Colleagues at Google had tried to persuade her against leaving, pointing out that she would not sit on the board of directors.

Despite the fact that women make up 58 per cent of its users and are responsible for 62 per cent of all sharing on the site, Facebook has remained largely male-dominated and has been at the centre of controversy about its policies on issues affecting women.

It initially refused to remove pages that included “jokes” about rape before bowing to pressure as a result of the Women’s Views on News’ Rape: Never Funny campaign.  There were also protests after Facebook blocked pictures of breastfeeding women (see WVoN story).

The Face It campaign points out that there are practical reasons for having women on the board, referring to research that shows that companies with more women find that “attendance at meetings improves, audits occur more frequently, and equity—the shareholders’ investment in the company—grows”.

It also points to a recent letter to investors in which Zuckerberg referred to Facebook’s “social mission” to “rewire the way people spread and consume” information:

“We think the world’s information infrastructure should resemble the social graph — a network built from the bottom up or peer-to-peer, rather than the monolithic, top-down structure that has existed to date.”

If that’s the case, the campaigners ask, “Shouldn’t Facebook’s top management structure be less monolithic, too?”.

Women’s rights campaign group, Ultraviolet, has sent a letter asking its 300,000 members to sign a petition urging Zuckerberg to appoint at least one woman to Facebook’s board before it goes public.

“The fact that a company as large as Facebook with a massive global reach does not have a single woman on their board is nothing short of shameful,” Ultraviolet co-founder Nita Chaudhary said in a statement.

“Facebook owes its success and makes a ton of money off of its women users.
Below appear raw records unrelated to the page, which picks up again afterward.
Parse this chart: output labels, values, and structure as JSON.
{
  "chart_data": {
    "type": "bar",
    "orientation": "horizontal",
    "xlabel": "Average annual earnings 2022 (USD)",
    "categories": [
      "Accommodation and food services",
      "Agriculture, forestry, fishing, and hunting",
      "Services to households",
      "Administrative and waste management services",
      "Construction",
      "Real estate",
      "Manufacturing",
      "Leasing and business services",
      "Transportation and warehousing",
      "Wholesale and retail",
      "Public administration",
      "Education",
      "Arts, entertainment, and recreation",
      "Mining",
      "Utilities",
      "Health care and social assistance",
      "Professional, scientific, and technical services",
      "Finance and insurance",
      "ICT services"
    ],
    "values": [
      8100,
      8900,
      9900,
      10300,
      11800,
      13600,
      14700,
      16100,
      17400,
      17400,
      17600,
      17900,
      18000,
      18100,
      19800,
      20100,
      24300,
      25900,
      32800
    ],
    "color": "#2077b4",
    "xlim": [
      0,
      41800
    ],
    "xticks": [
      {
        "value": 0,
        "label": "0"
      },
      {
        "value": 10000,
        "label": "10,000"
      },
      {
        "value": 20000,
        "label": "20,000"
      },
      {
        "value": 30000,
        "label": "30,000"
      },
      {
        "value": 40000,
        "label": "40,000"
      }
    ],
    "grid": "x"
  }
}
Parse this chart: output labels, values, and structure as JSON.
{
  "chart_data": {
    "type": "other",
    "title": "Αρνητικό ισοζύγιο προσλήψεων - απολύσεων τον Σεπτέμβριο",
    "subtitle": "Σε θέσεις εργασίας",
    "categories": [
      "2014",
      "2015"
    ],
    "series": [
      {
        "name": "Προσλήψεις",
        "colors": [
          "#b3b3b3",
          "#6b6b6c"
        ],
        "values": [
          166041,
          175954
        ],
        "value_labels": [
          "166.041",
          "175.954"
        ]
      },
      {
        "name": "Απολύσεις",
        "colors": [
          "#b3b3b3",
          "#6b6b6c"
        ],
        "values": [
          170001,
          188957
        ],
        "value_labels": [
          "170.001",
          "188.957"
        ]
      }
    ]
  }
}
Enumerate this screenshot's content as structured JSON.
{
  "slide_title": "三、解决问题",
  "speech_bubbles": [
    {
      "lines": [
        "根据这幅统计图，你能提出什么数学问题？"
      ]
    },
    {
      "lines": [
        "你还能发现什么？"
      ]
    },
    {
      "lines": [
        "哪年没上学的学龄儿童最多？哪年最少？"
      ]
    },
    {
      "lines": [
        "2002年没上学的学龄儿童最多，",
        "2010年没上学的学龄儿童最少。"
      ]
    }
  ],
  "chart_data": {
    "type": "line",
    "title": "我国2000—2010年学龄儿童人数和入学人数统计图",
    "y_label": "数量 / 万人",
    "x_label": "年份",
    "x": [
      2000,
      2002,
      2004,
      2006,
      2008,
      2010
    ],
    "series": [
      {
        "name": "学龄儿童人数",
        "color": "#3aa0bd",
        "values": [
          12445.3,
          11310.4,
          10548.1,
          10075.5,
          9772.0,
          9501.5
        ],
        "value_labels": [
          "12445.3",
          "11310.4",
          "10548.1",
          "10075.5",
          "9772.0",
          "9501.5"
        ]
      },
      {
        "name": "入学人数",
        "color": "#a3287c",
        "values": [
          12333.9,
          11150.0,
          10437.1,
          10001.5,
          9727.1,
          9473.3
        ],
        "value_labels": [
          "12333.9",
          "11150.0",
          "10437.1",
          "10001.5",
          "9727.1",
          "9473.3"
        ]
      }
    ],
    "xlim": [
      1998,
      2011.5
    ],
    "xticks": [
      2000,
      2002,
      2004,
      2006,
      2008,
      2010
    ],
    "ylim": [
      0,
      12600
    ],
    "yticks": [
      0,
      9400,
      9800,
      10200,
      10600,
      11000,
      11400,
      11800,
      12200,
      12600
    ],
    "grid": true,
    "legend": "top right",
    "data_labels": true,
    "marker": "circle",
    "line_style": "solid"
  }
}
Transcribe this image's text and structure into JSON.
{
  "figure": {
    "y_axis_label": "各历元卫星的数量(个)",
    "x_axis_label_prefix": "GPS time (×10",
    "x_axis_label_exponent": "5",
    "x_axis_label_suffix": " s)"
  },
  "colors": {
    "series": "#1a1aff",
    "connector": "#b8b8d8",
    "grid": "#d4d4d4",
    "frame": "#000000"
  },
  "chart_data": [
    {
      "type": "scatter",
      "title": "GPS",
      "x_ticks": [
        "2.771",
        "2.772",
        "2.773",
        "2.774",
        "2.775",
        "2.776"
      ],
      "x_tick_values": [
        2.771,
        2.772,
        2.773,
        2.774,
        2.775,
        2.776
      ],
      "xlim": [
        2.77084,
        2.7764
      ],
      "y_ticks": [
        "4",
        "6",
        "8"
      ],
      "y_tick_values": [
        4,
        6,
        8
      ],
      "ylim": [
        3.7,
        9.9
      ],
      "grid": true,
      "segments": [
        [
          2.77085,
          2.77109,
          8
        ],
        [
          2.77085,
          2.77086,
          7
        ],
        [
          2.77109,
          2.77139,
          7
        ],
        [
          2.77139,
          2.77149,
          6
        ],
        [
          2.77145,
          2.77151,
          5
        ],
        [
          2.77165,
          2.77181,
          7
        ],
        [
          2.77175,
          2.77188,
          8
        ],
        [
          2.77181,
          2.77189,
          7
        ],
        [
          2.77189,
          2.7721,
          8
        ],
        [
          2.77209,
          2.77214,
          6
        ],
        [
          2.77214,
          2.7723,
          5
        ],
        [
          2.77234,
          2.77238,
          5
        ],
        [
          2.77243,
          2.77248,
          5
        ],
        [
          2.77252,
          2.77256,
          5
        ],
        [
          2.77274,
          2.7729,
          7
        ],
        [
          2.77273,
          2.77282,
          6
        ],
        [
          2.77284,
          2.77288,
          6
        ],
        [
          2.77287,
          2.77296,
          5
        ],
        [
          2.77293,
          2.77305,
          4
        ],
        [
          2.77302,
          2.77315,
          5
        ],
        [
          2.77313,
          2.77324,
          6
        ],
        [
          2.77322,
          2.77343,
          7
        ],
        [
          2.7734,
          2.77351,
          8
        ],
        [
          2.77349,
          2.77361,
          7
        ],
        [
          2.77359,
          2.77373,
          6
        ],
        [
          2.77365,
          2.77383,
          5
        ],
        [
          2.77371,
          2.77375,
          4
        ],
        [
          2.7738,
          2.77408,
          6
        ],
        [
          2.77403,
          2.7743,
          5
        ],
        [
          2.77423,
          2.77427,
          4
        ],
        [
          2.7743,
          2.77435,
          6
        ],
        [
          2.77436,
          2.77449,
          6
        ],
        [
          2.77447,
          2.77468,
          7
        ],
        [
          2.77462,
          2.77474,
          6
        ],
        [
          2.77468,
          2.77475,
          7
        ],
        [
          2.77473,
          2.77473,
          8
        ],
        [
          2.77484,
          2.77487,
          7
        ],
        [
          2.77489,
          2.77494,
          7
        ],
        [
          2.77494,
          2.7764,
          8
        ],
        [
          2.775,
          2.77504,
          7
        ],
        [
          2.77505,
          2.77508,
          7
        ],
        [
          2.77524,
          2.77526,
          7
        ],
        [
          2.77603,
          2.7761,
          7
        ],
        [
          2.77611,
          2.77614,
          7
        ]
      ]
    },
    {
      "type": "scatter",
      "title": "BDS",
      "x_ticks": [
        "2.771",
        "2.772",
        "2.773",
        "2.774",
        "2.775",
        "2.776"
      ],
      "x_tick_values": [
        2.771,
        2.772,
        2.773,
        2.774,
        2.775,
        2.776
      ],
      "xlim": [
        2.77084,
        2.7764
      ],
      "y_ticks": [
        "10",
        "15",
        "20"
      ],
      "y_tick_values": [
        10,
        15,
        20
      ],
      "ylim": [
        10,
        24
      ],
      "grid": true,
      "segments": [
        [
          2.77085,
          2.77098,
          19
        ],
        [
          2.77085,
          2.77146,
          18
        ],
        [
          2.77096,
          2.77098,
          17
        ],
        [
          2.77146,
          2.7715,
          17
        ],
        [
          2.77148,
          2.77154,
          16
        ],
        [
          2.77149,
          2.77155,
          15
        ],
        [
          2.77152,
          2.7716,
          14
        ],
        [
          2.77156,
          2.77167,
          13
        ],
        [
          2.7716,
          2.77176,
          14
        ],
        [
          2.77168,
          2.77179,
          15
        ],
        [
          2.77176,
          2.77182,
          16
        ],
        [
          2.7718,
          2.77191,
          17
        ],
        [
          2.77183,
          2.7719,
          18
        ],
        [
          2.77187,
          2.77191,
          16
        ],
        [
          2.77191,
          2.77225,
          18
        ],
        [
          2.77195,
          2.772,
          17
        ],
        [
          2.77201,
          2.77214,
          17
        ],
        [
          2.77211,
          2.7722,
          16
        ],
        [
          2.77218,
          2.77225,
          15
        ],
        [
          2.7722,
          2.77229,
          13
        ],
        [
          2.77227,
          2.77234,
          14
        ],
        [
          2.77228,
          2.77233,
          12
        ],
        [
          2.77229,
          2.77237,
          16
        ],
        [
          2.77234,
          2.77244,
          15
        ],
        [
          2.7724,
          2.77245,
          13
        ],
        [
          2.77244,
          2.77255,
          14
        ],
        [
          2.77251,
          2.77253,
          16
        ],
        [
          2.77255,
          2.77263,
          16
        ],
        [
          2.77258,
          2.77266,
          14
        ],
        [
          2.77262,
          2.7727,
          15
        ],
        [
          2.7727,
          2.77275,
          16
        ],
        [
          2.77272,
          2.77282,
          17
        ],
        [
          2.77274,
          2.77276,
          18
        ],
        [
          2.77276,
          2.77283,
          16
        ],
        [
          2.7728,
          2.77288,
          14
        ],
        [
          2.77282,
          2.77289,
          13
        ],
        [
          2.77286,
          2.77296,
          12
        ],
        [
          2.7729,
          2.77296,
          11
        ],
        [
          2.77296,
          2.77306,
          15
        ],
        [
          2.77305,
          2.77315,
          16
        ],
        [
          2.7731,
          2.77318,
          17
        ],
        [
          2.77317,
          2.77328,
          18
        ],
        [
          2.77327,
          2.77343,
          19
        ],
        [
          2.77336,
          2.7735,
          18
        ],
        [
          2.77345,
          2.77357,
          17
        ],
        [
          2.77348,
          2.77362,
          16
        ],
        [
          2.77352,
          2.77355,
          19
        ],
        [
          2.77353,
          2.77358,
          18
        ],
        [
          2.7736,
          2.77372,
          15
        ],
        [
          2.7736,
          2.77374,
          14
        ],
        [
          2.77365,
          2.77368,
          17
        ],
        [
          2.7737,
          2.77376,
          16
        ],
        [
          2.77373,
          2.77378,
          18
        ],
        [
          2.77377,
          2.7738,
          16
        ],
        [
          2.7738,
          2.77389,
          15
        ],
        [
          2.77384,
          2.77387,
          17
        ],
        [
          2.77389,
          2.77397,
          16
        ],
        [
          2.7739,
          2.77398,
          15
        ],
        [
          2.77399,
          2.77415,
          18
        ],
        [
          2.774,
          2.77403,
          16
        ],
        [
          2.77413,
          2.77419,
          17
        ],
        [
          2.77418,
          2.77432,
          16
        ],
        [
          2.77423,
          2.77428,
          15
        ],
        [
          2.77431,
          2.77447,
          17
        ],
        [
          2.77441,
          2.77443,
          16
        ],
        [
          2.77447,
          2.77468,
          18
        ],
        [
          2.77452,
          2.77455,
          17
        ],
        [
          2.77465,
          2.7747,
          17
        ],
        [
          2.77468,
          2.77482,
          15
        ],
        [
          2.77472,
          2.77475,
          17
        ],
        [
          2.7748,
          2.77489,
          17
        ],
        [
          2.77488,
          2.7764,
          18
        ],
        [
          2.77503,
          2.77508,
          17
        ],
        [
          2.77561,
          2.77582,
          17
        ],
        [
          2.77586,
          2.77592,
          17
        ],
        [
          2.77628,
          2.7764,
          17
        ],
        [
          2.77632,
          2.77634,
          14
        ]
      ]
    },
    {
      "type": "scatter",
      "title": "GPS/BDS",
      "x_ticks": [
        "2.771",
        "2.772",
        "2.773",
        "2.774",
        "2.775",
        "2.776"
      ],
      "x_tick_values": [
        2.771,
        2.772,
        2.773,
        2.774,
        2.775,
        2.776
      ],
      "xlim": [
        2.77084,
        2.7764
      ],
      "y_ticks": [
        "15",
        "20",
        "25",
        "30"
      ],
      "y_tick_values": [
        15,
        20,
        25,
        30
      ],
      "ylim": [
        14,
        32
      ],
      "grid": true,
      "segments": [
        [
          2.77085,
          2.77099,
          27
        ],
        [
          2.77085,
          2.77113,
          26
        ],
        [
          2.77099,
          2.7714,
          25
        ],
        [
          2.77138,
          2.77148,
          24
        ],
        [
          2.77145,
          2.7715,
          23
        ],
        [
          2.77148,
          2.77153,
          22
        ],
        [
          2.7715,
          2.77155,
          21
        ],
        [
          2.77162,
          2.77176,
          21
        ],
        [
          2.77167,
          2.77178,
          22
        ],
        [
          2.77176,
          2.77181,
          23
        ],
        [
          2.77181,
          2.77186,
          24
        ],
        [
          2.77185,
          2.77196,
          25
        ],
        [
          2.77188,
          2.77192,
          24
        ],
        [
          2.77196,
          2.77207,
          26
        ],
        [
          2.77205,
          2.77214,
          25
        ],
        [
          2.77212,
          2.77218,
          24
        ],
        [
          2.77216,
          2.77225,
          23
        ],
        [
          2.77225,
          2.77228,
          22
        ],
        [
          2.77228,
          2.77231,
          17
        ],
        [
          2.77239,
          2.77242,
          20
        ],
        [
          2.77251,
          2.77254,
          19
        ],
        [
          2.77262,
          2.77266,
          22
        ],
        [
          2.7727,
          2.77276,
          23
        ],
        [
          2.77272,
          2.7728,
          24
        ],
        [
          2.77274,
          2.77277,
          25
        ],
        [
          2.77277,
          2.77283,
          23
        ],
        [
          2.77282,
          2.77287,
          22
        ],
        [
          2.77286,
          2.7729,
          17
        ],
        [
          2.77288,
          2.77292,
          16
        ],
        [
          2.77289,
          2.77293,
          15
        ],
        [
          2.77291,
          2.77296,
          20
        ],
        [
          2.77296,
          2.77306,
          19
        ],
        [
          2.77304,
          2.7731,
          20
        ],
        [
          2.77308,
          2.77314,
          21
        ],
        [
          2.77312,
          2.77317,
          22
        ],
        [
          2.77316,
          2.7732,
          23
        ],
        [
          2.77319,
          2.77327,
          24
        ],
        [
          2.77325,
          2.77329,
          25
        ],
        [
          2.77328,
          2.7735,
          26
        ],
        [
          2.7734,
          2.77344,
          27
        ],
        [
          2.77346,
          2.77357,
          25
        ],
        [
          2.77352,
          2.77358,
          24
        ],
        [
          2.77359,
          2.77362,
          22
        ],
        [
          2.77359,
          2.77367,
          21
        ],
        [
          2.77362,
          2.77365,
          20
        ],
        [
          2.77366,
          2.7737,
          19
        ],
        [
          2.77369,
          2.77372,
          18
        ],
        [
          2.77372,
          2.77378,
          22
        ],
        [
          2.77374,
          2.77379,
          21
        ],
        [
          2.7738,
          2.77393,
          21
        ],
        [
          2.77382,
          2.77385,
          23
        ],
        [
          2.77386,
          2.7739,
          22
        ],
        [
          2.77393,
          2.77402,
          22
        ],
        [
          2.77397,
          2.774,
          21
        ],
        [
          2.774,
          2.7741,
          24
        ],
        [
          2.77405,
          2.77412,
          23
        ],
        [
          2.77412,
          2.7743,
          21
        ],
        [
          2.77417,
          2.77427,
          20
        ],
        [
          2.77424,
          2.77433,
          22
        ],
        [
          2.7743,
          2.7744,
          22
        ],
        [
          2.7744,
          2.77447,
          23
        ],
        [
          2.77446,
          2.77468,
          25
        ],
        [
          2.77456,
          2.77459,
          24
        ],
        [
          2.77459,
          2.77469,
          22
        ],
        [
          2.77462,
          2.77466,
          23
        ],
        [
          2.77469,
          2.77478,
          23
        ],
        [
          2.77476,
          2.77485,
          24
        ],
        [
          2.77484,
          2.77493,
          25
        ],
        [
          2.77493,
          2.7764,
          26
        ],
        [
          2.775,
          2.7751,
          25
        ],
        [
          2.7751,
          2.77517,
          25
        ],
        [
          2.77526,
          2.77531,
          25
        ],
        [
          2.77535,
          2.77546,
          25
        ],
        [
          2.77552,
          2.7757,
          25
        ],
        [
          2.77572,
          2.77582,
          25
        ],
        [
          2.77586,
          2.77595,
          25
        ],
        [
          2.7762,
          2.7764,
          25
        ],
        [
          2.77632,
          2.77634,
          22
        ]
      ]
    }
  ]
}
Women are responsible for nearly two-thirds of the sharing that happens on the site.

“In addition, women account for more than 70% daily fan activity on the site which is a huge source of revenue for the company. Facebook has a problem and they need to solve it before they go public.

“Mark Zuckerberg should live up to his company’s mission statement and appoint at least one woman to the board today.”